— Здравствуйте, Огюст-Эжен, — наконец, промолвила она. — Я ведь так и не успела вас поблагодарить. Если бы не вы…
Лефевр спросил себя, можно ли взять ее за руку — теперь, когда Алита стала невестой принца. Подумал и взял. Алита не отстранилась.
— Пустяки, — сказал он со всей возможной небрежностью. — Это моя работа, спасать девушек от чудовищ. Как вы, Алита?
В карих глазах мелькнуло что-то далекое и грустное.
— Мне надо с вами поговорить, Огюст-Эжен, — сказала она. — Принц Рекиген сделал мне предложение. И я согласилась.
Лефевр прекрасно знал, что Алита не ответит принцу отказом, но услышанная новость все равно оказалась для него ударом. Одно дело строить догадки, другое — столкнуться самому. Он мог понять Алиту: муж каждый день говорил ей, что она дура, которую никто и никогда не полюбит, а тут целый принц замуж зовет.
— Я могу вас только поздравить, — сухо проговорил Лефевр. Держать руку Алиты в своей лапище было уже неловко, но он никак не мог заставить себя выпустить ее. — Насколько я знаю, его высочество Рекиген неплохой человек. Думаю, он сможет сделать вас счастливой.
Алита смотрела на него так, словно он подал ей жабу вместо пирожного. Лефевр подумал, что не понимает женщин. Вообще не понимает.
— Вы действительно так считаете? — спросила она. Холода в ее голосе хватило бы на все морозильные погреба столицы. Лефевр выпустил ее руку, и Алита опустилась на диван и произнесла: — Вы уверены?
Лефевр отошел к книжному шкафу и прислушался. В соседней комнате кто-то настойчиво возил по стене стаканом, пытаясь подслушать происходящее в кабинете. Должно быть, Луиз.
— Хотите правду? — спросил он, не оборачиваясь к Алите. Он не понимал, что за чувство, горькое и знобящее, растет в нем, но точно знал, что не может его удержать. — Не знаю, как в вашем мире, а в нашем принцы берут в жены ровню. Они женятся на принцессах соседних государств или на местных герцогинях, если принцесс не осталось.

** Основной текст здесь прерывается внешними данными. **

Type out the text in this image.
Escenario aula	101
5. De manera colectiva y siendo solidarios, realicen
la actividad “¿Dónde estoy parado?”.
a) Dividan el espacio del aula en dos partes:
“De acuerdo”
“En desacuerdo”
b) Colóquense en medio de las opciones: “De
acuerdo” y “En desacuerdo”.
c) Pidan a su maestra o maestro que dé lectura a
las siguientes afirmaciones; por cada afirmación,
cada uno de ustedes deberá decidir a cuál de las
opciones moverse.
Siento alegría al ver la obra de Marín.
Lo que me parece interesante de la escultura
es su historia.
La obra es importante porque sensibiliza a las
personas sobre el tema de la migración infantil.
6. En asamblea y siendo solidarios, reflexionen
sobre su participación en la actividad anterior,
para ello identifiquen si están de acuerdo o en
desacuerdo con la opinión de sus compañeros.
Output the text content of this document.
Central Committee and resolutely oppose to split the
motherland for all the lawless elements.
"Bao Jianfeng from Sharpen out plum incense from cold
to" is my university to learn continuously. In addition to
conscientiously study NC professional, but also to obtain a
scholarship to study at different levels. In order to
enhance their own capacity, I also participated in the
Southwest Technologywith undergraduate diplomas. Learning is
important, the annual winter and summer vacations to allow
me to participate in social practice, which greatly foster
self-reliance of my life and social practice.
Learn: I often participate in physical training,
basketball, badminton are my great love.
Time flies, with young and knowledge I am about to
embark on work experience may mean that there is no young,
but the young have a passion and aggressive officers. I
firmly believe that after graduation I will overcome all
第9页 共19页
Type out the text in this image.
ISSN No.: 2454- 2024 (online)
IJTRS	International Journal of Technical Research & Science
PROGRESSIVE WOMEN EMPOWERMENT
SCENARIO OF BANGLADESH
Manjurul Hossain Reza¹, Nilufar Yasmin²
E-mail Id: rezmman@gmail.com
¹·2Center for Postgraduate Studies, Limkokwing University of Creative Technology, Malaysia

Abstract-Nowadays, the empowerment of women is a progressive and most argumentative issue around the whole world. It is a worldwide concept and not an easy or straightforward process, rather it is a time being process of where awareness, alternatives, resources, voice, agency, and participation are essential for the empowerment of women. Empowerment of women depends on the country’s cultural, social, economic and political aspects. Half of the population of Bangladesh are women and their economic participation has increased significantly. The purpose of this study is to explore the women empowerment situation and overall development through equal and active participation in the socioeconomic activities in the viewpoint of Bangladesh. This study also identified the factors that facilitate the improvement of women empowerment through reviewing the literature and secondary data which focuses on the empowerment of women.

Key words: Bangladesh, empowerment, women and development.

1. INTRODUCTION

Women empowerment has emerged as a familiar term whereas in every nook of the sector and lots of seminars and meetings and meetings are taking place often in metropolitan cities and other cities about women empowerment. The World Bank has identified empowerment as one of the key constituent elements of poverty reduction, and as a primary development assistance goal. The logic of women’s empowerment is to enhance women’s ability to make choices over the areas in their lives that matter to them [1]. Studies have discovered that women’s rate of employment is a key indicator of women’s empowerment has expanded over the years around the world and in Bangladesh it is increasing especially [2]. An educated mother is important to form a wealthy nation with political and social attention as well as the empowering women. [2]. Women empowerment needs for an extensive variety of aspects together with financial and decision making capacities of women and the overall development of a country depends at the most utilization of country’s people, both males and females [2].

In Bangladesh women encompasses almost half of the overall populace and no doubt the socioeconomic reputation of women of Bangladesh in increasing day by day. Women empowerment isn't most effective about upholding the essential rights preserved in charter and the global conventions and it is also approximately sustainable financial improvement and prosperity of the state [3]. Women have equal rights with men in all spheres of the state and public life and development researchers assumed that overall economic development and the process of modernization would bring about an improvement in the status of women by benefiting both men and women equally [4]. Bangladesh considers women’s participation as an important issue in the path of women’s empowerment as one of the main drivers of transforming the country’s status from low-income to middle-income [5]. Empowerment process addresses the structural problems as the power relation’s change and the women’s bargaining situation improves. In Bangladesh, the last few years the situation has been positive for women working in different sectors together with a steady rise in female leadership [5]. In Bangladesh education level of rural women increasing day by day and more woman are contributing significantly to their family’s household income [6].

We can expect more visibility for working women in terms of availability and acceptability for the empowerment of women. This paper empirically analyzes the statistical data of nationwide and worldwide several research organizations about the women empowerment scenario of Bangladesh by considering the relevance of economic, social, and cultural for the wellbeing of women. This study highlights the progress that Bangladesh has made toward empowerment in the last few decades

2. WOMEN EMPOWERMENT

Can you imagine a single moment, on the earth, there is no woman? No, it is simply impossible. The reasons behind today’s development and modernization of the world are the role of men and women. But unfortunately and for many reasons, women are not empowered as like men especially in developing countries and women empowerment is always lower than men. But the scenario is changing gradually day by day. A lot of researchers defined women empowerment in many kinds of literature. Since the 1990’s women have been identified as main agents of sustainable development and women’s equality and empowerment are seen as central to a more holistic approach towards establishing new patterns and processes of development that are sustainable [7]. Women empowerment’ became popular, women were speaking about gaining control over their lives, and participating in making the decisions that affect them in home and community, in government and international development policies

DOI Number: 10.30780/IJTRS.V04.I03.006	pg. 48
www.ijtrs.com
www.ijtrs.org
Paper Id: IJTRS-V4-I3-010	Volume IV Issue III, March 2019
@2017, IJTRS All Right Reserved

Но за всю историю ни один из них не взял в жены девку из публичного дома.
Он услышал, как зашуршало платье: Алита поднялась с дивана и подошла. Лефевр вдруг почувствовал запах ее духов, легкий и сладкий.
— Посмотрите на меня, Огюст-Эжен, — потребовала она. — Раз уж говорите правду, то говорите ее мне в лицо.
Лефевр повернулся к Алите и тотчас же получил пощечину: крепкую, звонкую, от всей души. Алита смотрела на него и едва сдерживала слезы. Ее губы и кончик носа дрожали.
— Вот кем ты меня считаешь, — негромко сказала она, и первая слезинка все-таки сорвалась с острых темных ресниц. — Девкой из публичного дома.
Лефевр потер щеку и вдруг понял, что сейчас возьмет Алиту за плечи и как следует встряхнет, чтобы выбить дурь из головы.
— Да тебя вся Суза считает девкой из публичного дома, — произнес он, взяв себя левой рукой за правое запястье, чтобы не вцепиться в девушку. — Ты никогда, ни при каких обстоятельствах не будешь ровней людям из высшего света, хоть принцессой стань, хоть королевой. Не бывает тут прыжков из дерьма в повидло. И Рекиген это прекрасно понимает. Ты нужна ему для каких-то иных целей. Я не знаю, для каких, но мне они уже не нравятся.
Алита молчала и смотрела так, что Лефевр готов был провалиться сквозь землю. Ей было больно. Невероятно больно. Лефевр понимал, что делает с ее чувствами в эту минуту: старательно подтверждает слова Никитоса о том, что Алита не достойна ничего хорошего. Она не слышит предупреждения — она слышит только то, что ее считают ничтожеством.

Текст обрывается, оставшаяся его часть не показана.